I also want to thank Secretary Veneman and her colleagues for coming here to report on the progress that has been made in implementing the 2002 Farm Bill.  It has been eight months since the last time the Secretary joined us to discuss Farm Bill implementation and one year since the Farm Bill became law. 

The past year has not been a good one for most Vermont farmers.  Dairy prices are at 25-year lows without even taking into account inflation.  With farm gate milk prices hovering around $1.11 a gallon, well below the cost of production, Vermont farmers are losing money with every drop of milk they sell. 

Some relief has been provided by the Milk Income Loss Compensation Program (MILC).  Modeled on the price support system developed by the Northeast Dairy Compact, the MILC program has provided critical support.  I continue to be concerned that the Department has developed overly strict rules for the MILC program which unduly penalize multi-family farms.  I will be interested to hear the Secretary’s views on this critical program which is virtually the only lifeline for many small family farms. I also want to know what plans the Department has for increasing milk prices which remain disastrously low. 

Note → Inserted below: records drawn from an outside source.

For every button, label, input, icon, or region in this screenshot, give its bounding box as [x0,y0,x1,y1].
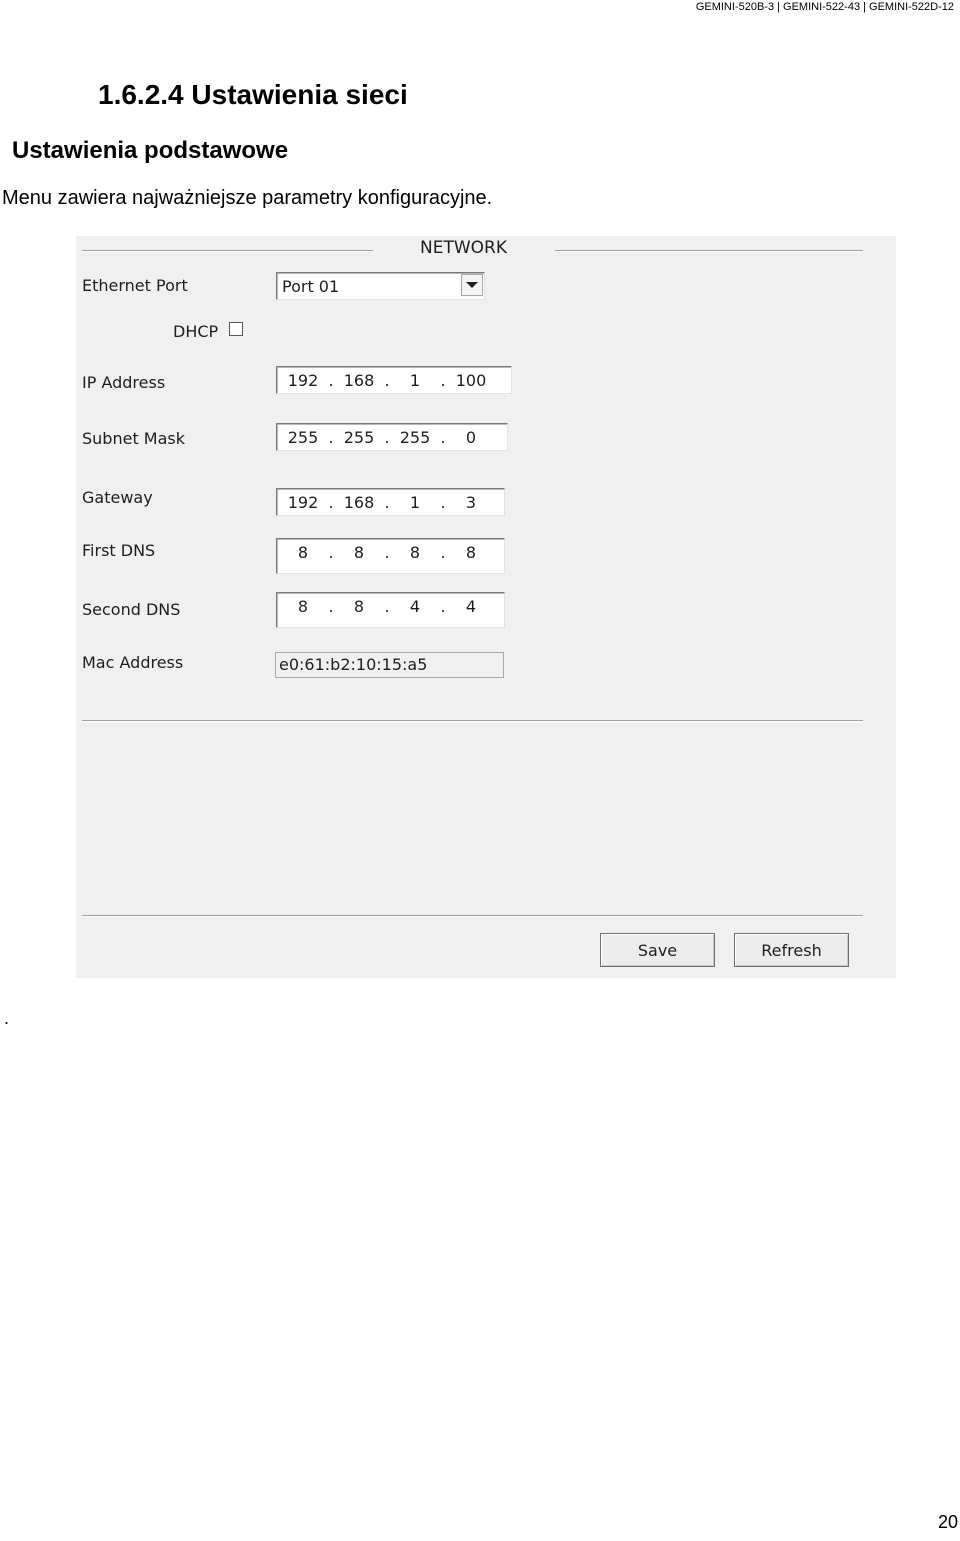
ip-separator: . [440,596,446,616]
first-dns-octet-3[interactable]: 8 [393,543,437,562]
ethernet-port-label: Ethernet Port [82,276,188,295]
trailing-dot: . [4,1008,10,1028]
ip-separator: . [328,542,334,562]
second-dns-field[interactable]: 8 . 8 . 4 . 4 [276,592,505,628]
ip-separator: . [328,596,334,616]
gateway-octet-4[interactable]: 3 [449,493,493,512]
section-title: 1.6.2.4 Ustawienia sieci [98,79,408,110]
ip-octet-3[interactable]: 1 [393,371,437,390]
ip-separator: . [328,427,334,447]
chevron-down-icon [466,282,478,288]
first-dns-octet-2[interactable]: 8 [337,543,381,562]
footer-divider [82,915,863,917]
subsection-title: Ustawienia podstawowe [12,137,289,164]
subnet-octet-1[interactable]: 255 [281,428,325,447]
ip-separator: . [384,492,390,512]
first-dns-label: First DNS [82,541,156,560]
ip-separator: . [328,492,334,512]
save-button[interactable]: Save [600,933,715,967]
ip-separator: . [384,370,390,390]
subnet-octet-4[interactable]: 0 [449,428,493,447]
ip-octet-1[interactable]: 192 [281,371,325,390]
second-dns-label: Second DNS [82,600,181,619]
first-dns-octet-1[interactable]: 8 [281,543,325,562]
ip-separator: . [384,542,390,562]
subnet-octet-2[interactable]: 255 [337,428,381,447]
first-dns-octet-4[interactable]: 8 [449,543,493,562]
subnet-octet-3[interactable]: 255 [393,428,437,447]
ip-separator: . [384,427,390,447]
second-dns-octet-4[interactable]: 4 [449,597,493,616]
content-divider [82,720,863,722]
ip-octet-4[interactable]: 100 [449,371,493,390]
gateway-field[interactable]: 192 . 168 . 1 . 3 [276,488,505,516]
title-rule-right [555,250,863,252]
subnet-mask-field[interactable]: 255 . 255 . 255 . 0 [276,423,508,451]
network-settings-panel: NETWORK Ethernet Port Port 01 DHCP IP Ad… [76,236,896,978]
gateway-octet-3[interactable]: 1 [393,493,437,512]
ip-separator: . [440,542,446,562]
ip-separator: . [440,492,446,512]
ip-octet-2[interactable]: 168 [337,371,381,390]
ip-separator: . [440,427,446,447]
refresh-button[interactable]: Refresh [734,933,849,967]
ip-separator: . [328,370,334,390]
ip-address-label: IP Address [82,373,166,392]
gateway-octet-2[interactable]: 168 [337,493,381,512]
ip-separator: . [440,370,446,390]
title-rule-left [82,250,373,252]
intro-paragraph: Menu zawiera najważniejsze parametry kon… [2,187,493,209]
network-title: NETWORK [420,238,507,258]
second-dns-octet-3[interactable]: 4 [393,597,437,616]
gateway-label: Gateway [82,488,153,507]
second-dns-octet-2[interactable]: 8 [337,597,381,616]
page-number: 20 [937,1512,958,1532]
ip-separator: . [384,596,390,616]
ethernet-port-value: Port 01 [282,277,340,296]
ethernet-port-select[interactable]: Port 01 [276,272,485,300]
mac-address-field: e0:61:b2:10:15:a5 [275,652,504,678]
mac-address-label: Mac Address [82,653,184,672]
ip-address-field[interactable]: 192 . 168 . 1 . 100 [276,366,512,394]
second-dns-octet-1[interactable]: 8 [281,597,325,616]
first-dns-field[interactable]: 8 . 8 . 8 . 8 [276,538,505,574]
dhcp-checkbox[interactable] [229,322,243,336]
gateway-octet-1[interactable]: 192 [281,493,325,512]
subnet-mask-label: Subnet Mask [82,429,186,448]
dhcp-label: DHCP [173,322,219,341]
dropdown-button[interactable] [461,274,483,296]
document-header-models: GEMINI-520B-3 | GEMINI-522-43 | GEMINI-5… [695,1,954,13]
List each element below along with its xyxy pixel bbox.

Secretary Veneman, at an Appropriations hearing last week, you said that the Department will need to focus this year on getting the Conservation Title of the Farm Bill fully implemented.  I agree.  The Conservation Title presents great opportunities for both our farmers and for the environment. 

I am disappointed, however, that the Department seems to have begun its work on the wrong foot.  In your Earth Day press release, you announced conservation funding levels for each state, but you did not note that the Department had failed to fulfill its requirements under the regional equity provision of the Farm Bill.  This provision provided a minimum level of conservation funding for every state.  It was needed because the Department has historically created conservation programs which work well in some regions of the country, but not in others, particularly the Northeast.  This year seems no different.  Vermont received only $100,000 more in conservation funding, despite hundreds of millions of additional dollars Congress put into conservation programs this year.  Despite huge conservation backlogs and new requirements from EPA on large farms, all of New England lost out when it came to funding for conservation projects.

Unfortunately, this is not the only major funding setback for Vermont and the rest of the Northeast.  Earlier this year, the Department transferred the vast majority of funds for the Agriculture Management Assistance from the Natural Resources Conservation Service to the Risk Management Agency.  In so doing, the Department killed an innovative program which had funded conservation and farm viability efforts, and instead created a crop insurance subsidy program which does very little for our farmers.

There is still time to change.  Funding can be shifted to revive the Agricultural Management Assistance program and comply with the regional equity language found in the Farm Bill, but it will take a good faith effort by USDA that has so far been lacking.

I have been disappointed with the Department’s lack of commitment to fully fund rural development initiatives included in the Farm Bill.  The Committee, and ultimately the full Congress, included significant increases for rural development programs because we recognized the need to invest in our nation’s rural areas.  Instead of following that lead, the proposed budget for FY 2004 would eliminate the Rural Broadband Access program, cut $40 million from the value-added development grant program and cut $23 million from the renewable energy grant program. 

All of these programs were created to help improve economic conditions and create new opportunities in rural areas.  Your Department has issued press releases over the last year announcing these initiatives and applauding the importance of the funds for rural communities across the county.  In that light I have to question why the Department would choose make these cuts now.  It is short-sighted to hamstring these programs before they demonstrate their full potential.

Madam Secretary, we have come a long way in the last year but there is still much to do.  I look forward to hearing your testimony on all of these matters.